Cable news follows political lines in its discussion of how to prevent mass killings

It will apparently take more than 28 people dead to shake people out of their well-entrenched positions on gun control.

All agree the shooting spree in Newtown, Conn., is an atrocity, a national tragedy made unfathomable in scope by the fact that so many killed were children. It is only the latest horrific shooting this year, following massacres in Colorado and Wisconsin over the summer. 

On Twitter, supporters of gun control seem to dominate: Both #GunControlNow and NRA have been trending (left), and you can see some of the reactions here.

On cable news, everyone thinks exactly what you would expect them to.

Left-leaning MSNBC has urged more discussion of gun control. Host Alex Wagner questioned whether this would create “political capital” for new gun control legislation.

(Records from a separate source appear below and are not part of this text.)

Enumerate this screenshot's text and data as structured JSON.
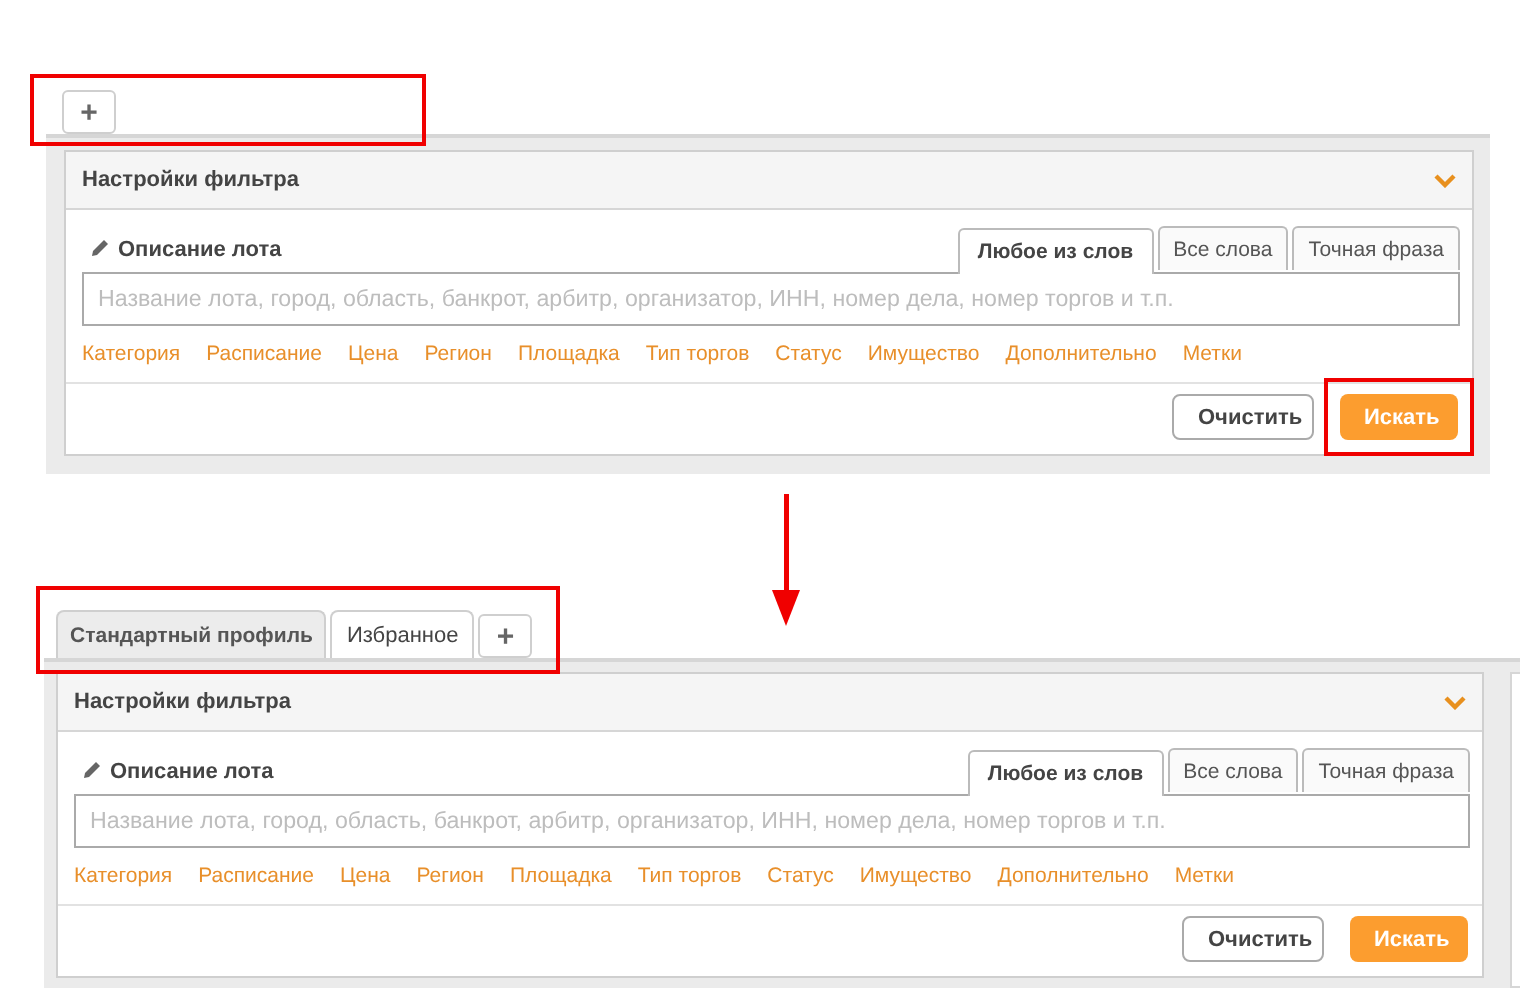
{
  "profiles": [
    {
      "tab_bar_highlighted": true,
      "tabs": [
        {
          "kind": "add",
          "label": "+"
        }
      ],
      "panel": {
        "title": "Настройки фильтра",
        "field_label": "Описание лота",
        "match_modes": [
          {
            "label": "Любое из слов",
            "selected": true
          },
          {
            "label": "Все слова",
            "selected": false
          },
          {
            "label": "Точная фраза",
            "selected": false
          }
        ],
        "placeholder": "Название лота, город, область, банкрот, арбитр, организатор, ИНН, номер дела, номер торгов и т.п.",
        "filter_links": [
          "Категория",
          "Расписание",
          "Цена",
          "Регион",
          "Площадка",
          "Тип торгов",
          "Статус",
          "Имущество",
          "Дополнительно",
          "Метки"
        ],
        "buttons": [
          {
            "kind": "secondary",
            "label": "Очистить",
            "highlighted": false
          },
          {
            "kind": "primary",
            "label": "Искать",
            "highlighted": true
          }
        ]
      }
    },
    {
      "tab_bar_highlighted": true,
      "tabs": [
        {
          "kind": "tab",
          "label": "Стандартный профиль",
          "selected": true
        },
        {
          "kind": "tab",
          "label": "Избранное",
          "selected": false
        },
        {
          "kind": "add",
          "label": "+"
        }
      ],
      "panel": {
        "title": "Настройки фильтра",
        "field_label": "Описание лота",
        "match_modes": [
          {
            "label": "Любое из слов",
            "selected": true
          },
          {
            "label": "Все слова",
            "selected": false
          },
          {
            "label": "Точная фраза",
            "selected": false
          }
        ],
        "placeholder": "Название лота, город, область, банкрот, арбитр, организатор, ИНН, номер дела, номер торгов и т.п.",
        "filter_links": [
          "Категория",
          "Расписание",
          "Цена",
          "Регион",
          "Площадка",
          "Тип торгов",
          "Статус",
          "Имущество",
          "Дополнительно",
          "Метки"
        ],
        "buttons": [
          {
            "kind": "secondary",
            "label": "Очистить",
            "highlighted": false
          },
          {
            "kind": "primary",
            "label": "Искать",
            "highlighted": false
          }
        ]
      }
    }
  ]
}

“There has got to be some kind of measurable change, some kind of reaction,” Wagner said. “One would hope that there will be some political capital to reform the way in which we handle gun and gun violence in this country.”

Several others on the channel have discussed the topic, which included a contentious back and forth between gun owner S.E. Cupp and a gun control advocate. The network's Toure said no tragedy seems large enough for anyone to call for change.

CNN host Piers Morgan voiced a similar opinion on Twitter, repeatedly posting the hashtag “#GunControl” as his producer Jonathan Wald questioned why it wasn’t time to talk about it. His network stuck to the news.

Meanwhile, Fox News largely sidestepped the issue as one guest advocated more guns for school security guards. An expert argued that too many schools in smaller, seemingly safe neighborhoods lack security.

Instead, Fox touched on a separate issue of national importance: mental illness.

“I can come up with nothing short of mental illness,” Mark Furman told Megyn Kelly, saying the shooter wanted “immortality in the most wacked out, bizarre, macabre way.”

“You have people that are going to commit suicide that somehow wanna be less anonymous in the realm of suicide and more famous in the area of homicide.”

Those people are acting more frequently. This marks the fifth school shooting of 2012, following incidents in Wyoming, Oklahoma, Maryland and Ohio.

Eleven of the 20 worst mass shootings over the last 50 years have happened in the United States, and five of them have happened since 2007.

"Just had the horrifying realization that we're developing a list of "go-to" guests for mass shooting coverage," MSNBC host Chris Hayes tweeted.